Thank you to my fabulous editor, Amy Pierpont; my wondrous agent, Robin Rue; my fantastic beta reader, Susannah Taylor; the ever-on-the-ball Jodi Rosoff, director of marketing and publicity at my publisher; and last, but certainly not least, S. B. Kleinman, my long-suffering copy editor, who persevered despite the egregious overuse of em dashes.
Thank you all!
And special thanks to my Facebook friend, Judith Sandrel Voss, for naming Toby the dog!
Now once there was a king who lived by the sea. He had had three sons and the youngest was named Corineus.…
—From The Kelpie
Captain James Trevillion, formerly of the 4th Dragoons, was used to dangerous places. He’d hunted highwaymen in the stews of St Giles, apprehended smugglers along the cliffs of Dover, and guarded Tyburn gallows in the midst of a riot. Until now, though, he would not have counted Bond Street among their number.
It was a sunny Wednesday afternoon and fashionable London was gathered en masse, determined to spend its wealth on fripperies and blithely unaware of any impending violence.
As was, for that matter, Trevillion’s charge.
“Do you have the package from Furtleby’s?” inquired Lady Phoebe Batten.
The sister of the Duke of Wakefield, Lady Phoebe was plump, distractingly pretty, and quite pleasant to nearly everyone, excepting himself. She was also blind, which was both why she had her hand on Trevillion’s left forearm and why Trevillion was here at all: he was her bodyguard.
“No, my lady,” he answered absently as he watched one—no, three—big brutes coming toward them, moving against the brightly dressed crowd. One had a nasty scar on his cheek, another was a hulking redhead, and the third appeared to have no forehead. They looked ominously out of place in workmen’s clothes, their expressions intent and fixed on his charge.
Interesting. Until now his duties as bodyguard had mostly been about making sure Lady Phoebe didn’t become lost in a crowd. There’d never been a specific threat to her person.
Trevillion leaned heavily on the cane in his right hand and pivoted to look behind them. Lovely. A fourth man.
He felt something in his chest tighten with grim determination.
“Because the lace was especially fine,” Lady Phoebe continued, “and also at a special price, which I’m quite sure I won’t be able to find again for quite some time, and if I’ve left it at one of the shops we’ve already visited I’ll be quite put out.”

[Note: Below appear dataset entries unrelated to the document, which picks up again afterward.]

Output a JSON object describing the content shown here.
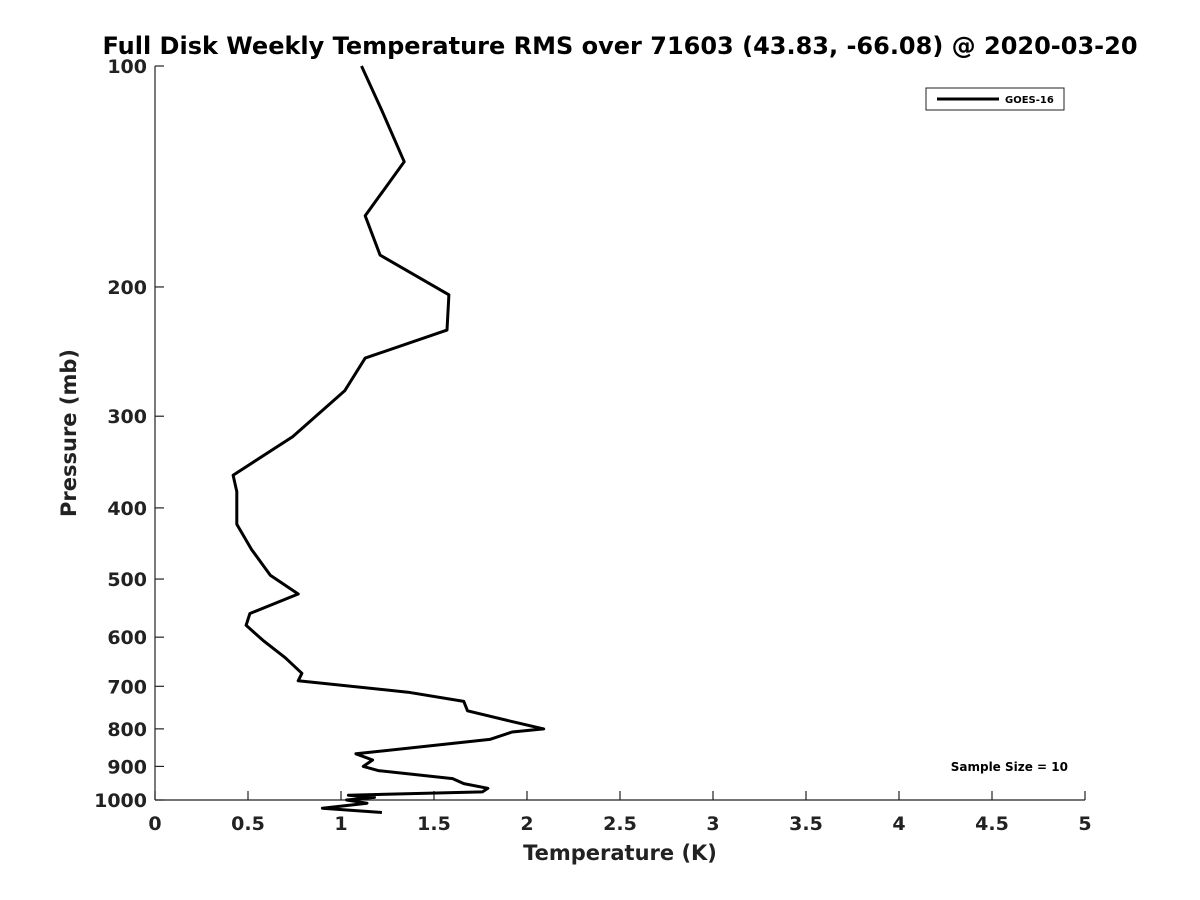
{
  "chart_data": {
    "type": "line",
    "title": "Full Disk Weekly Temperature RMS over 71603 (43.83, -66.08) @ 2020-03-20",
    "xlabel": "Temperature (K)",
    "ylabel": "Pressure (mb)",
    "xlim": [
      0,
      5
    ],
    "ylim": [
      100,
      1000
    ],
    "y_scale": "log",
    "y_inverted": true,
    "x_ticks": [
      "0",
      "0.5",
      "1",
      "1.5",
      "2",
      "2.5",
      "3",
      "3.5",
      "4",
      "4.5",
      "5"
    ],
    "x_tick_values": [
      0,
      0.5,
      1,
      1.5,
      2,
      2.5,
      3,
      3.5,
      4,
      4.5,
      5
    ],
    "y_ticks": [
      "100",
      "200",
      "300",
      "400",
      "500",
      "600",
      "700",
      "800",
      "900",
      "1000"
    ],
    "y_tick_values": [
      100,
      200,
      300,
      400,
      500,
      600,
      700,
      800,
      900,
      1000
    ],
    "grid": false,
    "legend_position": "top-right",
    "annotation": "Sample Size = 10",
    "series": [
      {
        "name": "GOES-16",
        "color": "#000000",
        "points": [
          [
            1.11,
            100
          ],
          [
            1.22,
            115
          ],
          [
            1.34,
            135
          ],
          [
            1.13,
            160
          ],
          [
            1.21,
            181
          ],
          [
            1.58,
            205
          ],
          [
            1.57,
            229
          ],
          [
            1.13,
            250
          ],
          [
            1.02,
            277
          ],
          [
            0.74,
            320
          ],
          [
            0.42,
            361
          ],
          [
            0.44,
            380
          ],
          [
            0.44,
            421
          ],
          [
            0.52,
            456
          ],
          [
            0.62,
            494
          ],
          [
            0.77,
            524
          ],
          [
            0.51,
            557
          ],
          [
            0.49,
            578
          ],
          [
            0.58,
            606
          ],
          [
            0.7,
            640
          ],
          [
            0.79,
            672
          ],
          [
            0.77,
            688
          ],
          [
            1.36,
            713
          ],
          [
            1.66,
            734
          ],
          [
            1.68,
            756
          ],
          [
            1.92,
            782
          ],
          [
            2.09,
            800
          ],
          [
            1.92,
            808
          ],
          [
            1.8,
            827
          ],
          [
            1.08,
            865
          ],
          [
            1.17,
            882
          ],
          [
            1.12,
            900
          ],
          [
            1.2,
            912
          ],
          [
            1.6,
            935
          ],
          [
            1.66,
            950
          ],
          [
            1.79,
            964
          ],
          [
            1.76,
            975
          ],
          [
            1.04,
            985
          ],
          [
            1.18,
            992
          ],
          [
            1.03,
            1000
          ],
          [
            1.14,
            1010
          ],
          [
            0.9,
            1026
          ],
          [
            1.22,
            1040
          ]
        ]
      }
    ]
  }
}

The nearest brute—the one without a forehead—was holding something down by his side—a knife? A pistol? Trevillion transferred the cane to his left hand and gripped his own pistol, one of two holstered in black leather belts crisscrossing his chest. His right leg protested the sudden loss of support.
Two shots, four men. The odds were not particularly good.
“Yes,” Lady Phoebe replied. “And Mr. Furtleby made sure to tell me that the lace was made by grasshoppers weaving butterfly wings on the Isle of Man. Very exclusive.”
“I am listening to you, my lady,” Trevillion murmured as the first brute shoved aside an elderly dandy in a full-bottomed white wig. The dandy swore and shook a withered fist.
The brute didn’t even turn his head.
“Are you?” she asked sweetly. “Because—”
The brute’s hand came up with a pistol and Trevillion shot him in the chest.
Lady Phoebe clutched his arm. “What—?”
Two women—and the dandy—screamed.
The other three men started running. Toward them.
“Don’t let go of me,” Trevillion ordered, glancing quickly around. He couldn’t fight three men with only one shot remaining.
“Whyever would I let go of you?” Lady Phoebe asked rather crossly.
He saw out of the corner of his eye that her bottom lip was pushed out like a small child’s. It almost made him smile. Almost. “Left. Now.”
He shoved her in that direction, his right leg giving him hell. The bloody thing had better not collapse on him—not now. He holstered the first pistol and drew the second.